The BNS Bill had made mob lynching and hate crime a separate category of murder for the first time.
However, both the versions of the bill does not mention “mob lynching” specifically. Instead the offence deals with cases when a "group" of five or more individuals commits murder based on factors such as race, caste, community, or personal belief.
Within the clause that outlines the punishment for murder (Section 103 (2)) the bill says, ”When a group of five or more persons acting in concert commits murder on the ground of race, caste or community, sex, place of birth, language, personal belief or any other ground”, each member of that group shall be punished with:
Death
Or imprisonment for life
And shall also be liable to a fine
While the Indian Penal Code (IPC) has no separate provision for mob lynching either, any murder is tried and punished as under section 302 IPC (punishment for murder) which says:
“Whoever commits murder shall be punished with death, or imprisonment for life, and shall also be liable to fine.”

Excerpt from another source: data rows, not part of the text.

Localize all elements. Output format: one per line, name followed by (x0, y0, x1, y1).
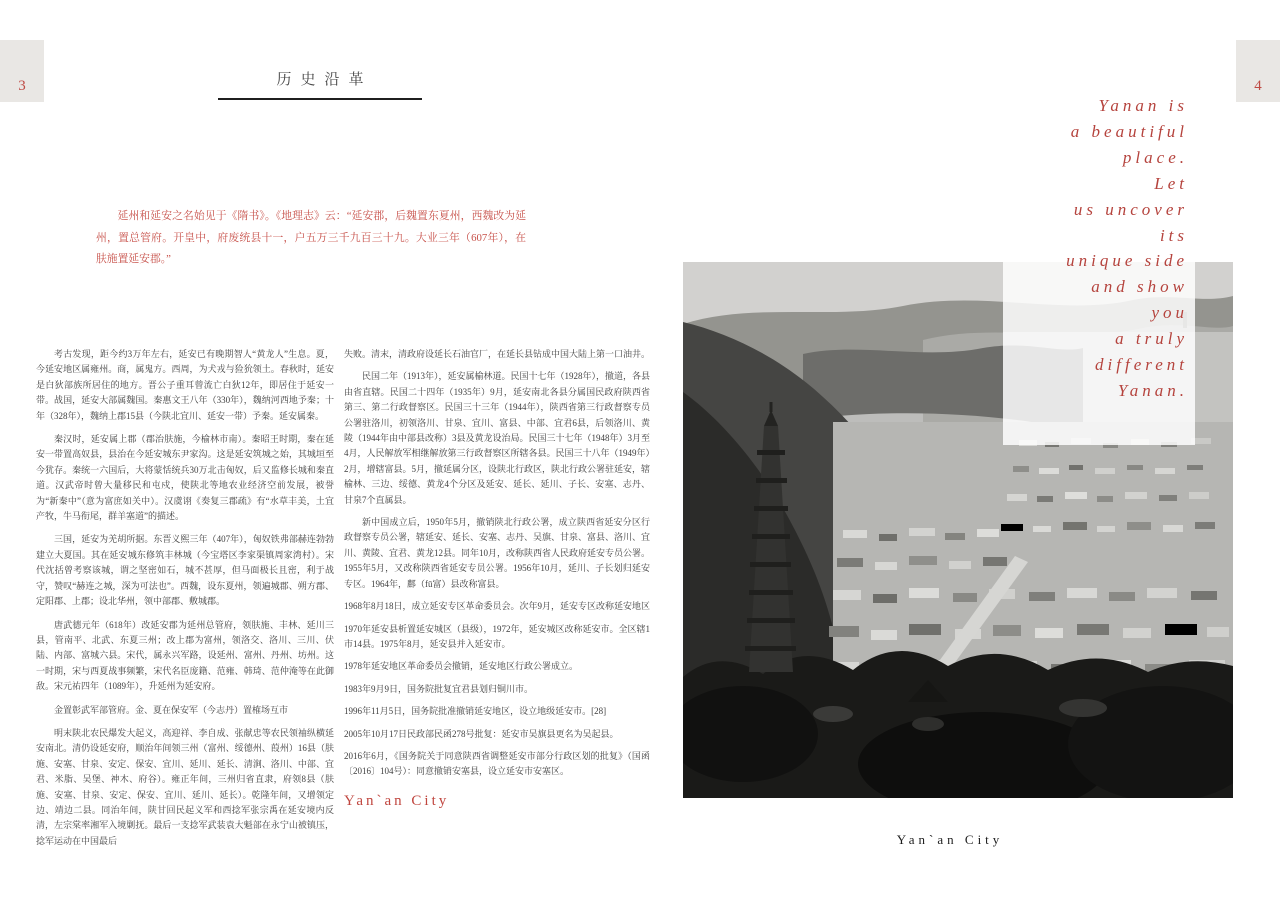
pull-quote-line: a truly (1115, 329, 1188, 349)
pull-quote-line: its (1159, 225, 1188, 245)
chapter-header (218, 68, 422, 100)
paragraph: 新中国成立后，1950年5月，撤销陕北行政公署，成立陕西省延安分区行政督察专员公署，辖延安、延长、安塞、志丹、吴旗、甘泉、富县、洛川、宜川、黄陵、宜君、黄龙12县。同年10月，改称陕西省人民政府延安专员公署。1955年5月，又改称陕西省延安专员公署。1956年10月，延川、子长划归延安专区。1964年，鄜（fū富）县改称富县。 (344, 517, 651, 589)
paragraph: 失败。清末，清政府设延长石油官厂，在延长县钻成中国大陆上第一口油井。 (344, 349, 651, 359)
pull-quote-line: Let (1154, 173, 1188, 193)
paragraph: 三国，延安为羌胡所据。东晋义熙三年（407年），匈奴铁弗部赫连勃勃建立大夏国。其在延安城东修筑丰林城（今宝塔区李家渠镇周家湾村）。宋代沈括曾考察该城，谓之坚密如石，城不甚厚，但马面极长且密，利于战守，赞叹“赫连之城，深为可法也”。西魏，设东夏州，领遍城郡、朔方郡、定阳郡、上郡；设北华州，领中部郡、敷城郡。 (36, 534, 334, 607)
paragraph: 唐武德元年（618年）改延安郡为延州总管府，领肤施、丰林、延川三县，管南平、北武、东夏三州；改上郡为富州，领洛交、洛川、三川、伏陆、内部、富城六县。宋代，属永兴军路，设延州、富州、丹州、坊州。这一时期，宋与西夏战事频繁，宋代名臣庞籍、范雍、韩琦、范仲淹等在此御敌。宋元祐四年（1089年），升延州为延安府。 (36, 619, 334, 692)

Over the last few years, there has been a rise in the number of mob lynching and hate-crime murders witnessed in India.
Introducing it in the Lok Sabha in August, Amit Shah had then said, "Mob lynching ka bada shor macha hua hai. Humne usko carefully kara hai...mob lynching ke liye bhi saat saal, aajeewan karavas aur mrityudand...teeno ka pravadhan laya hai. (There has been a lot of noise about mob lynching. We have carefully drafted it. We have given 7 years of sentence for it, and in worst cases have prescribed a death sentence.)
However, when introduced, the punishment for such offences were under scrutiny.
Several experts argued that the lesser sentence in the earlier version of the Bill meant that hate crimes carried a lesser sentence than murder otherwise committed which carries a life sentence.
In August, The Quint spoke to experts who felt that it is a step in the right direction to have a law which defines murder on grounds of race, caste or community, sex, place of birth, language, personal belief. But the punishment prescribed raises concerns, they said.
“The punishment bit is problematic because as of now (under IPC) there is no option of giving 7 years punishment. with the new bill the judge can now choose to award 7 years. When someone is killed based on their caste, personal beliefs and so on, it is a very heinous crime. So, how can you let someone get off with seven years?” Paras Nath Singh, Advocate-on-Record at the Supreme Court, had pointed out.
However, with the revision, it brings it on par with sentences prescribed for other forms of murder.